My partner and I, 24 and 23 years old are hoping to move to Canada in 3/4 years, that length of time ahead so we can save a good amount of money.

We have looked into Calgary as the place to go, although I have heard many mixed reviews. I am a qualified accountant here in the UK and he works for the UK Government as a machinist.

I have heard that Calgary is very expensive, and it is very hard to find a job. We are not thinking about having a family, not at the moment anyway, so it will just be us two trying to make a new life and have good careers. We are very outdoor people so Calgary looked very good for distance to The Rockies.

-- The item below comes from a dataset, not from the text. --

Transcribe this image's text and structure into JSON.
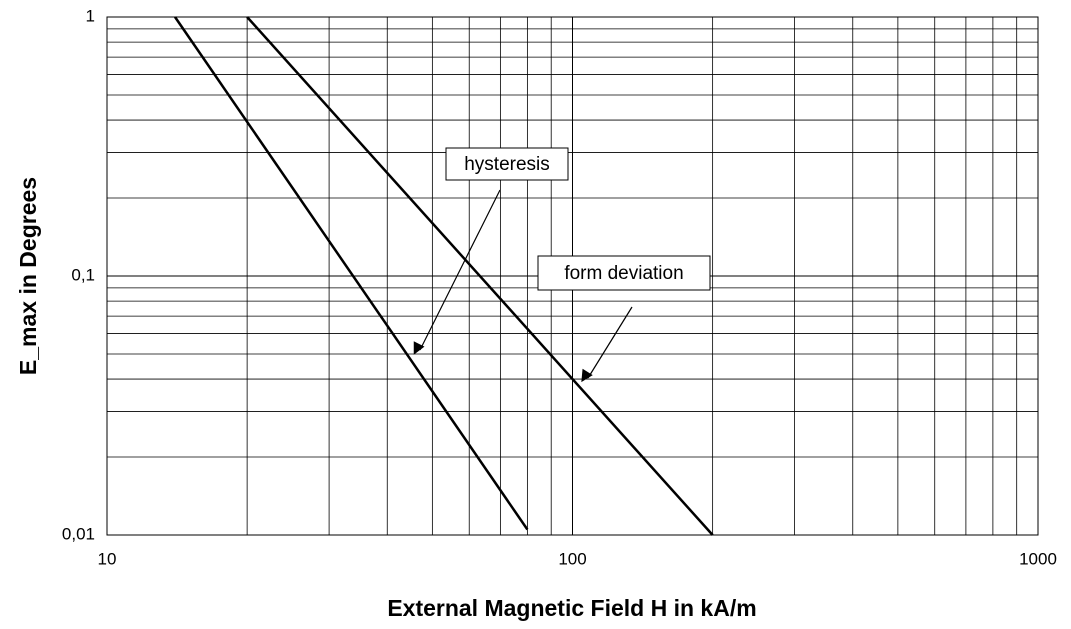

Also, where do we even start?! What are the first steps we need to take in applying for a work visa.

Any help would be hugely appreciated.

Thanks, Abbie


----------



## RGS (Jan 24, 2011)

AbbieClements said:


> Hi there,
> 
> My partner and I, 24 and 23 years old are hoping to move to Canada in 3/4 years, that length of time ahead so we can save a good amount of money.
> 
> ...


Calgary is not as expensive of a city as Toronto or Vancouver, but is more expensive than Edmonton for example. You are right that Calgary is around a one hour car drive to the Rocky Mountains (if you love mountains, camping, hiking, etc.).

I'm not sure where you heard that it's hard to find a job in Calgary. I know that in general, there are quite a few jobs available in the province of Alberta. Check out Workopolis or Monster job sites for Calgary or Alberta. This will give you idea of how many, and the types of jobs that are available here.


----------